An interview with Elie Barnavi, historian, former Israeli Ambassador to France, a member of the Scientific Council at FEPS and one of the initiators of ‘Islam is also our history’, an exhibition that opened this autumn in Brussels, highlighting Muslim heritage in Europe.
Does Europe have a somewhat greater responsibility than other international players in resolving the Israeli-Palestinian conflict?
In principle, it should, but that’s not how it works, except at the margins.
Each European country has a position and Germany has the clearest position. Given its past, Germany is very reluctant to formulate a coherent critique of Israeli policy and, as a consequence, to take action. But, to be frank, Europe as such does not have a common foreign policy. There are attempts, a representative, etc…
But wasn’t the EU successful with Iran?
When there are clearly defined interests and the main European powers agree, then yes, we can credit Europe with achieving a step forward. On Israel, there is a vague position that has been in place since the 1981 Venice Declaration, but there is no political implementation because states disagree.
Is the timing right?
Yes, because there is a void with the absence of the Americans, who have been, up to now, the leading power in the Middle East.

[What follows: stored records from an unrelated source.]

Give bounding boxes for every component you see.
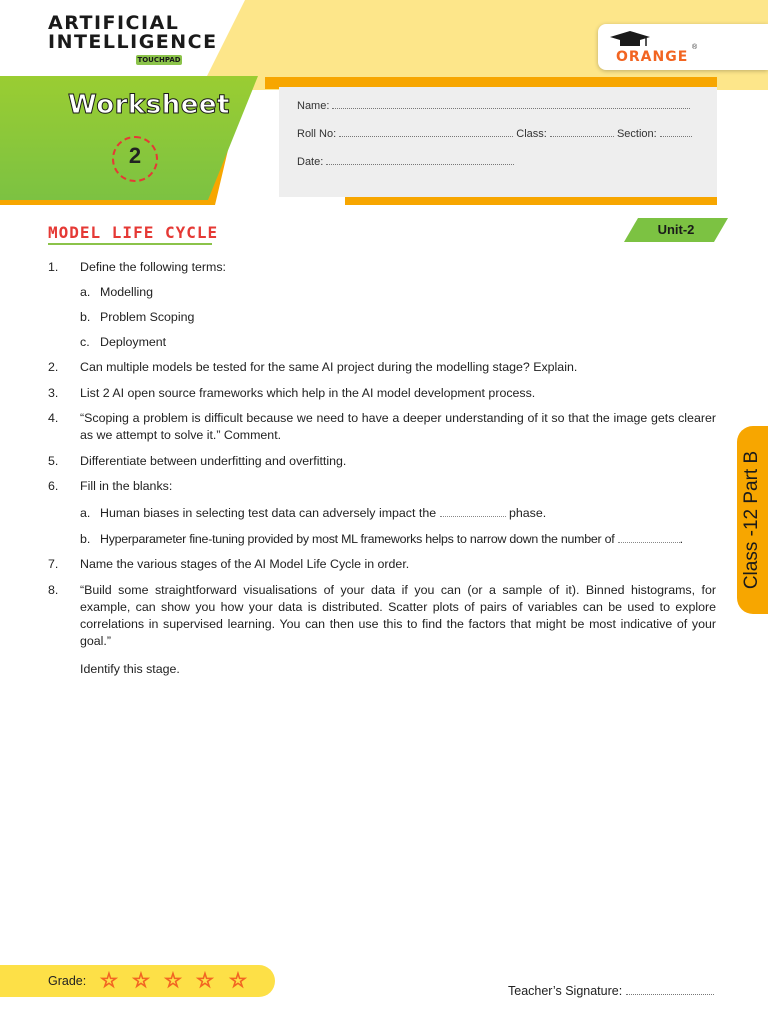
section-title-underline xyxy=(48,243,212,245)
grade-label: Grade: xyxy=(48,974,87,988)
star-icon[interactable]: ☆ xyxy=(196,970,214,992)
question-number: 6. xyxy=(48,479,59,493)
worksheet-number: 2 xyxy=(128,143,142,168)
teacher-signature-field[interactable] xyxy=(626,986,714,995)
sub-text: Problem Scoping xyxy=(100,310,195,324)
section-label: Section: xyxy=(616,128,657,140)
unit-label: Unit-2 xyxy=(657,222,695,237)
star-icon[interactable]: ☆ xyxy=(132,970,150,992)
brand-line-2: INTELLIGENCE xyxy=(48,31,218,53)
question-text: Define the following terms: xyxy=(80,260,227,274)
question-text: “Build some straightforward visualisations of your data if you can (or a sample of it). Binned histograms, for example, can show you how your data is distributed. Scatter plots of pairs of variables can be used to explore correlations in supervised learning. You can then use this to find the factors that might be most indicative of your goal.” xyxy=(80,583,716,648)
sub-text xyxy=(100,505,716,522)
question-text: Fill in the blanks: xyxy=(80,479,173,493)
sub-text: Modelling xyxy=(100,285,154,299)
star-icon[interactable]: ☆ xyxy=(100,970,118,992)
question-number: 3. xyxy=(48,386,59,400)
question-text: “Scoping a problem is difficult because we need to have a deeper understanding of it so that the image gets clearer as we attempt to solve it.” Comment. xyxy=(80,411,716,442)
name-label: Name: xyxy=(297,100,330,112)
blank-prefix: Hyperparameter fine-tuning provided by most ML frameworks helps to narrow down the number of xyxy=(100,532,618,546)
question-number: 8. xyxy=(48,583,59,597)
question-number: 5. xyxy=(48,454,59,468)
sub-letter: b. xyxy=(80,532,91,546)
date-row xyxy=(297,156,514,168)
section-field[interactable] xyxy=(660,128,692,137)
brand-line-1: ARTIFICIAL xyxy=(48,12,180,34)
date-label: Date: xyxy=(297,156,324,168)
touchpad-badge: TOUCHPAD xyxy=(137,56,181,64)
class-label: Class: xyxy=(516,128,547,140)
sub-letter: a. xyxy=(80,506,91,520)
rollno-field[interactable] xyxy=(339,128,513,137)
question-text: Name the various stages of the AI Model Life Cycle in order. xyxy=(80,557,410,571)
rollno-row xyxy=(297,128,692,140)
star-icon[interactable]: ☆ xyxy=(229,970,247,992)
publisher-name: ORANGE xyxy=(616,49,689,65)
sub-letter: b. xyxy=(80,310,91,324)
fill-blank[interactable] xyxy=(618,533,680,543)
name-row xyxy=(297,100,690,112)
sub-text xyxy=(100,531,716,548)
blank-suffix: . xyxy=(679,532,683,546)
class-field[interactable] xyxy=(550,128,614,137)
rollno-label: Roll No: xyxy=(297,128,337,140)
blank-prefix: Human biases in selecting test data can adversely impact the xyxy=(100,506,440,520)
date-field[interactable] xyxy=(326,156,514,165)
question-number: 1. xyxy=(48,260,59,274)
question-text: Differentiate between underfitting and overfitting. xyxy=(80,454,347,468)
name-field[interactable] xyxy=(332,100,690,109)
star-icon[interactable]: ☆ xyxy=(164,970,182,992)
publisher-logo xyxy=(598,24,768,70)
sub-letter: a. xyxy=(80,285,91,299)
brand-logo xyxy=(48,14,218,52)
blank-suffix: phase. xyxy=(505,506,547,520)
graduation-cap-icon xyxy=(608,30,652,50)
section-title: MODEL LIFE CYCLE xyxy=(48,223,219,242)
registered-mark: ® xyxy=(692,44,698,51)
class-side-label: Class -12 Part B xyxy=(741,450,762,590)
sub-letter: c. xyxy=(80,335,90,349)
sub-text: Deployment xyxy=(100,335,167,349)
question-text: Can multiple models be tested for the same AI project during the modelling stage? Explain. xyxy=(80,360,578,374)
worksheet-title: Worksheet xyxy=(68,90,230,120)
fill-blank[interactable] xyxy=(440,507,506,517)
question-number: 4. xyxy=(48,411,59,425)
question-followup: Identify this stage. xyxy=(80,662,180,676)
teacher-signature xyxy=(508,984,714,998)
question-number: 2. xyxy=(48,360,59,374)
question-number: 7. xyxy=(48,557,59,571)
teacher-signature-label: Teacher’s Signature: xyxy=(508,984,623,998)
question-text: List 2 AI open source frameworks which help in the AI model development process. xyxy=(80,386,536,400)
student-info-box xyxy=(279,87,717,197)
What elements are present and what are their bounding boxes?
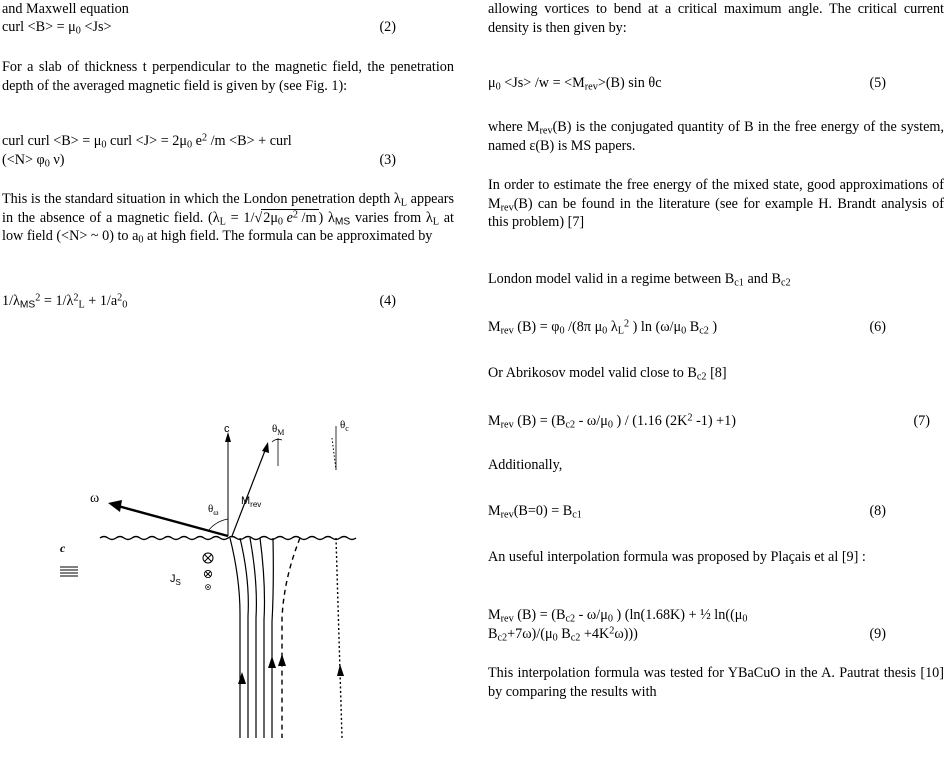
paragraph-free-energy: In order to estimate the free energy of the mixed state, good approximations of $M_{rev}(B)$ can be found in the literature (see for example H. Brandt analysis of this problem) [7]	[488, 177, 944, 230]
equation-number: (3)	[379, 151, 396, 168]
equation-number: (2)	[379, 19, 396, 35]
equation-8: $M_{rev}(B=0) = B_{c1}$ (8)	[488, 502, 944, 521]
equation-5: $\mu_0 <Js> /w = <M_{rev}>(B)$ sin θc (5)	[488, 74, 944, 93]
label-c-symbol: c	[60, 541, 66, 555]
equation-number: (8)	[869, 503, 886, 519]
paragraph-mrev: where $M_{rev}(B)$ is the conjugated quantity of B in the free energy of the system, named ε(B) is MS papers.	[488, 119, 944, 154]
critical-vortex-line	[336, 538, 342, 738]
paragraph-pautrat: This interpolation formula was tested for YBaCuO in the A. Pautrat thesis [10] by comparing the results with	[488, 665, 944, 700]
equation-2: curl $<B> = \mu_0 <Js>$ (2)	[2, 18, 454, 37]
paragraph-london: This is the standard situation in which the London penetration depth $\lambda_L$ appears in the absence of a magnetic field. ($\lambda_L = 1/√2\mu_0$ $e^2$ /m ) $\lambda_{MS}$ varies from $\lambda_L$ at low field (<N> ~ 0) to $a_0$ at high field. The formula can be approximated by	[2, 191, 454, 246]
dashed-vortex-line	[282, 538, 300, 738]
vortex-figure	[60, 418, 420, 758]
equation-6: $M_{rev}$ $(B) = \varphi_0$ /(8π $\mu_0$ $\lambda_L^2$ ) $\ln (\omega/\mu_0$ $B_{c2}$ ) (6)	[488, 318, 944, 337]
equation-number: (5)	[869, 75, 886, 91]
equation-number: (6)	[869, 319, 886, 335]
equation-number: (9)	[869, 625, 886, 642]
theta-m-arc	[272, 439, 282, 442]
equation-3: curl curl $<B> = \mu_0$ curl $<J> = 2\mu_0$ $e^2$ /m <B> + curl ($<N> \varphi_0$ ν) (3)	[2, 132, 454, 169]
label-theta-omega: $\theta_\omega$	[208, 503, 219, 517]
paragraph-london-model: London model valid in a regime between $B_{c1}$ and $B_{c2}$	[488, 271, 791, 289]
paragraph-penetration: For a slab of thickness t perpendicular to the magnetic field, the penetration depth of the averaged magnetic field is given by (see Fig. 1):	[2, 59, 454, 94]
vortex-line	[272, 538, 273, 738]
theta-omega-arc	[208, 519, 228, 531]
label-c-axis: c	[224, 423, 230, 435]
equation-9: $M_{rev}$ $(B) = (B_{c2} - \omega/\mu_0$ ) (ln(1.68K) + ½ $\ln((\mu_0$ $B_{c2}+7\omega)/(\mu_0$ $B_{c2} +4K^2\omega$))) (9)	[488, 606, 944, 643]
vortex-line	[250, 538, 256, 738]
vortex-line	[260, 538, 265, 738]
label-js: $J_S$	[170, 573, 181, 587]
equation-number: (7)	[913, 413, 930, 429]
equation-4: $1/\lambda_{MS}^2 = 1/\lambda^2_L + 1/a^2_0$ (4)	[2, 292, 454, 311]
equation-number: (4)	[379, 293, 396, 309]
paragraph-abrikosov: Or Abrikosov model valid close to $B_{c2}$ [8]	[488, 365, 727, 383]
critical-vortex-arrowhead	[337, 664, 344, 676]
paragraph-interpolation: An useful interpolation formula was proposed by Plaçais et al [9] :	[488, 549, 866, 565]
label-omega: ω	[90, 491, 100, 506]
omega-arrowhead	[108, 500, 122, 512]
label-theta-c: $\theta_c$	[340, 419, 349, 433]
vortex-line	[230, 538, 240, 738]
vortex-arrowhead	[268, 656, 276, 668]
label-theta-m: $\theta_M$	[272, 423, 285, 437]
theta-c-dotted	[332, 438, 336, 470]
surface-line	[100, 537, 356, 540]
label-m-rev: $M_{rev}$	[241, 495, 262, 509]
intro-line: and Maxwell equation	[2, 1, 129, 17]
equation-7: $M_{rev}$ $(B) = (B_{c2} - \omega/\mu_0$ ) / (1.16 ($2K^2$ -1) +1) (7)	[488, 412, 944, 431]
vortex-line	[240, 538, 248, 738]
mrev-arrowhead	[262, 442, 269, 453]
vortex-arrowhead	[238, 672, 246, 684]
paragraph-critical: allowing vortices to bend at a critical maximum angle. The critical current density is then given by:	[488, 1, 944, 36]
dashed-vortex-arrowhead	[278, 654, 286, 666]
paragraph-additionally: Additionally,	[488, 457, 563, 473]
mrev-arrow	[232, 448, 266, 536]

Can we move forward without the Americans?
Since the Camp David accords, America has tried but failed. There’s a much more obvious vacuum than before and I repeat that Europe could occupy it but it is not doing so. And yet Europe is much more affected by what’s happening in the Middle East than the United States. This conflict is on Europe’s doorstep and it has an impact on both the stability of the region and on migration flows.
In your eyes, does Europe inert?
There is impatience with the continuation of the construction of settlements, marking of products and some vague threats but all this does not make an overall policy.
What should America have done?
Put a peace plan on the table with a negotiating framework and impose it on both sides. John Kerry’s last failure sprung from the absence of a ‘take it or leave it’ written blueprint.
What are the possible ways of putting pressure on the Israeli government?
We are totally dependent on the Americans, militarily, completely. Clearly, without American spare parts, Israel could no longer wage war. It is as stupid as that. I’m not even talking about the financial aspects. In fact, the only time they exercised it – President Bush, before the Madrid negotiations – it was enough to get the situation unblocked.
Is there no hope for a solution to this conflict?
Europeans and Americans should understand that the type of conflict we have, as exceptional as it may seem, is not really so exceptional. This type of asymmetric warfare can only be settled via international pressure. Take the example of the former Yugoslavia. If we had waited for the Serbs and Croats to get along, we’d still be where we were. It took major measures, bombing to stop it. The Dayton Accords were imposed agreements.
This conflict seems to be in deadlock doesn’t it?
Every day that goes by makes the situation more urgent. The occupation is weighing more and more on the minds and the education of young people, etc. If we let it go on, when the 400,000 or so settlers are over a million, it will be very complicated. Like Algeria, where there were one million Europeans for nine million Algerians. But what if there had been five million? There’s always a tipping point. But what is threatening Benjamin Netanyhu at the moment is not the international community but the courts of his own country!
Have you become a realist or an optimist about the outcome of this conflict?
An optimist. We will get there in the end because there are no other solutions. Abba Eban, the former Israeli Foreign Minister, used to say “Nations end up adopting the ideal solution after having tried all other solutions“.
Let’s hope we’ve tried almost all of them…
But looking to Europe? That was almost it.